2°.in de bij algemene maatregel van bestuur aangewezen gevallen, of

3°.in overige gevallen, indien de motivering van het besluit een goede ruimtelijke onderbouwing bevat;

(…)"

Artikel 4.5 van het Bor luidt:

"1. Indien de aanvrager het bevoegd gezag heeft verzocht de omgevingsvergunning in twee fasen te verlenen, kan hij bij de aanvraag om een beschikking voor de eerste onderscheidenlijk tweede fase volstaan met het verstrekken van de gegevens en bescheiden die betrekking hebben op de activiteiten waarop de betrokken aanvraag ziet.
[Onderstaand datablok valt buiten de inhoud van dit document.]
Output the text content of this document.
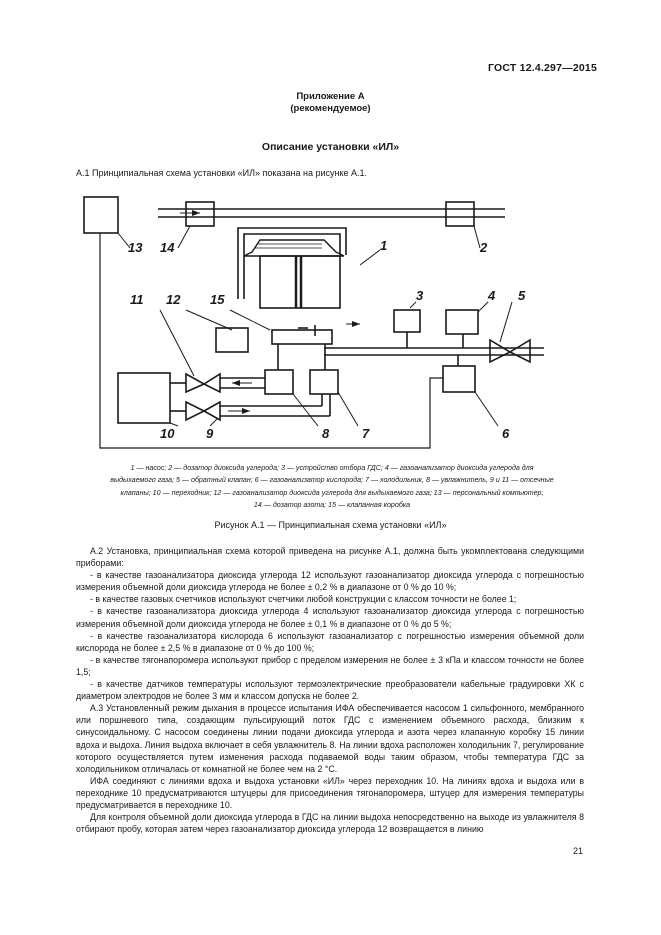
ГОСТ 12.4.297—2015
Приложение А
(рекомендуемое)
Описание установки «ИЛ»
А.1 Принципиальная схема установки «ИЛ» показана на рисунке А.1.
13 14	1	2
11 12 15	3	4 5
10 9	8	7	6
1 — насос; 2 — дозатор диоксида углерода; 3 — устройство отбора ГДС; 4 — газоанализатор диоксида углерода для
выдыхаемого газа; 5 — обратный клапан; 6 — газоанализатор кислорода; 7 — холодильник, 8 — увлажнитель, 9 и 11 — отсечные
клапаны; 10 — переходник; 12 — газоанализатор диоксида углерода для выдыхаемого газа; 13 — персональный компьютер;
14 — дозатор азота; 15 — клапанная коробка
Рисунок А.1 — Принципиальная схема установки «ИЛ»

А.2 Установка, принципиальная схема которой приведена на рисунке А.1, должна быть укомплектована следующими приборами:

- в качестве газоанализатора диоксида углерода 12 используют газоанализатор диоксида углерода с погрешностью измерения объемной доли диоксида углерода не более ± 0,2 % в диапазоне от 0 % до 10 %;

- в качестве газовых счетчиков используют счетчики любой конструкции с классом точности не более 1;

- в качестве газоанализатора диоксида углерода 4 используют газоанализатор диоксида углерода с погрешностью измерения объемной доли диоксида углерода не более ± 0,1 % в диапазоне от 0 % до 5 %;

- в качестве газоанализатора кислорода 6 используют газоанализатор с погрешностью измерения объемной доли кислорода не более ± 2,5 % в диапазоне от 0 % до 100 %;

- в качестве тягонапоромера используют прибор с пределом измерения не более ± 3 кПа и классом точности не более 1,5;

- в качестве датчиков температуры используют термоэлектрические преобразователи кабельные градуировки ХК с диаметром электродов не более 3 мм и классом допуска не более 2.

А.3 Установленный режим дыхания в процессе испытания ИФА обеспечивается насосом 1 сильфонного, мембранного или поршневого типа, создающим пульсирующий поток ГДС с изменением объемного расхода, близким к синусоидальному. С насосом соединены линии подачи диоксида углерода и азота через клапанную коробку 15 линии вдоха и выдоха. Линия выдоха включает в себя увлажнитель 8. На линии вдоха расположен холодильник 7, регулирование которого осуществляется путем изменения расхода подаваемой воды таким образом, чтобы температура ГДС за холодильником отличалась от комнатной не более чем на 2 °С.

ИФА соединяют с линиями вдоха и выдоха установки «ИЛ» через переходник 10. На линиях вдоха и выдоха или в переходнике 10 предусматриваются штуцеры для присоединения тягонапоромера, штуцер для измерения температуры предусматривается в переходнике 10.

Для контроля объемной доли диоксида углерода в ГДС на линии выдоха непосредственно на выходе из увлажнителя 8 отбирают пробу, которая затем через газоанализатор диоксида углерода 12 возвращается в линию

21
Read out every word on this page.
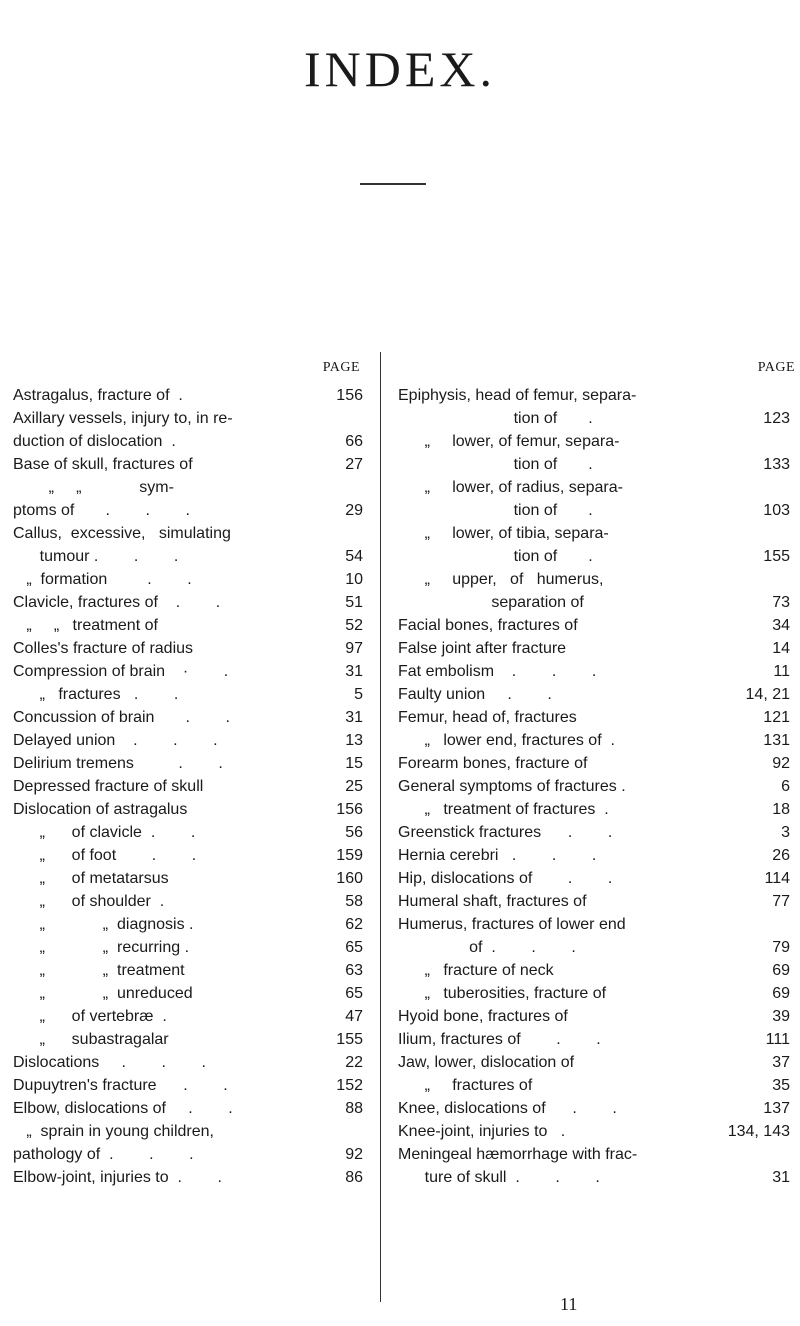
INDEX.
PAGE	PAGE
Astragalus, fracture of  .	156
Axillary vessels, injury to, in re-
duction of dislocation  .	66
Base of skull, fractures of	27
„     „             sym-
ptoms of       .        .        .	29
Callus,  excessive,   simulating
tumour .        .        .	54
„  formation         .        .	10
Clavicle, fractures of    .        .	51
„     „   treatment of	52
Colles's fracture of radius	97
Compression of brain    ·        .	31
„   fractures   .        .	5
Concussion of brain       .        .	31
Delayed union    .        .        .	13
Delirium tremens          .        .	15
Depressed fracture of skull	25
Dislocation of astragalus	156
„      of clavicle  .        .	56
„      of foot        .        .	159
„      of metatarsus	160
„      of shoulder  .	58
„             „  diagnosis .	62
„             „  recurring .	65
„             „  treatment	63
„             „  unreduced	65
„      of vertebræ  .	47
„      subastragalar	155
Dislocations     .        .        .	22
Dupuytren's fracture      .        .	152
Elbow, dislocations of     .        .	88
„  sprain in young children,
pathology of  .        .        .	92
Elbow-joint, injuries to  .        .	86
Epiphysis, head of femur, separa-
tion of       .	123
„     lower, of femur, separa-
tion of       .	133
„     lower, of radius, separa-
tion of       .	103
„     lower, of tibia, separa-
tion of       .	155
„     upper,   of   humerus,
separation of	73
Facial bones, fractures of	34
False joint after fracture	14
Fat embolism    .        .        .	11
Faulty union     .        .	14, 21
Femur, head of, fractures	121
„   lower end, fractures of  .	131
Forearm bones, fracture of	92
General symptoms of fractures .	6
„   treatment of fractures  .	18
Greenstick fractures      .        .	3
Hernia cerebri   .        .        .	26
Hip, dislocations of        .        .	114
Humeral shaft, fractures of	77
Humerus, fractures of lower end
of  .        .        .	79
„   fracture of neck	69
„   tuberosities, fracture of	69
Hyoid bone, fractures of	39
Ilium, fractures of        .        .	111
Jaw, lower, dislocation of	37
„     fractures of	35
Knee, dislocations of      .        .	137
Knee-joint, injuries to   .	134, 143
Meningeal hæmorrhage with frac-
ture of skull  .        .        .	31
11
2. Bij de aanvraag om een beschikking met betrekking tot de eerste fase vermeldt de aanvrager uit welke activiteiten het gehele project zal bestaan.

(…)"

Artikel 2, aanhef en onderdeel 3, van bijlage II van het Bor luidt:

"Een omgevingsvergunning voor activiteiten als bedoeld in artikel 2.1, eerste lid, onder a of c, van de wet is niet vereist, indien deze activiteiten betrekking hebben op een op de grond staand bijbehorend bouwwerk of uitbreiding daarvan in achtererfgebied, mits wordt voldaan aan de volgende eisen:

a. voor zover op een afstand van niet meer dan 4 m van het oorspronkelijk hoofdgebouw, niet hoger dan:

1°.5 m,

2°.0,3 m boven de bovenkant van de scheidingsconstructie met de tweede bouwlaag van het hoofdgebouw, en

3°.het hoofdgebouw,

b. voor zover op een afstand van meer dan 4 m van het oorspronkelijk hoofdgebouw:

1°. indien hoger dan 3 m: voorzien van een schuin dak, de dakvoet niet hoger dan 3 m, de daknok gevormd door twee of meer schuine dakvlakken, met een hellingshoek van niet meer dan 55°, en waarbij de hoogte van de daknok niet meer is dan 5 m en verder wordt begrensd door de volgende formule:

maximale daknokhoogte [m] = (afstand daknok tot de perceelsgrens [m] x 0,47) + 3;

2°. functioneel ondergeschikt aan het hoofdgebouw, tenzij het betreft huisvesting in verband met mantelzorg,

c. op een afstand van meer dan 1 m vanaf openbaar toegankelijk gebied, tenzij geen redelijke eisen van welstand van toepassing zijn,

d. de ligging van een verblijfsgebied als bedoeld in artikel 1.1, eerste lid, van het Bouwbesluit 2012, in geval van meer dan een bouwlaag, uitsluitend op de eerste bouwlaag,

e. niet voorzien van een dakterras, balkon of andere niet op de grond gelegen buitenruimte,

f. de oppervlakte van al dan niet met vergunning gebouwde bijbehorende bouwwerken in het bebouwingsgebied bedraagt niet meer dan:

1°.in geval van een bebouwingsgebied kleiner dan of gelijk aan 100 m2: 50% van dat bebouwingsgebied,

2°. in geval van een bebouwingsgebied groter dan 100 m2 en kleiner dan of gelijk aan 300 m2: 50 m2, vermeerderd met 20% van het deel van het bebouwingsgebied dat groter is dan 100 m2,

3°. in geval van een bebouwingsgebied groter dan 300 m2: 90 m2, vermeerderd met 10% van het deel van het bebouwingsgebied dat groter is dan 300 m2, tot een maximum van in totaal 150 m2,

g. niet aan of bij:

1°.een woonwagen,

2°.een hoofdgebouw waarvoor in de omgevingsvergunning voor het bouwen daarvan is bepaald dat de vergunninghouder na het verstrijken van een bij die vergunning aangegeven termijn verplicht is de voor de verlening van de vergunning bestaande toestand hersteld te hebben,

3°. een bouwwerk ten behoeve van recreatief nachtverblijf door één huishouden."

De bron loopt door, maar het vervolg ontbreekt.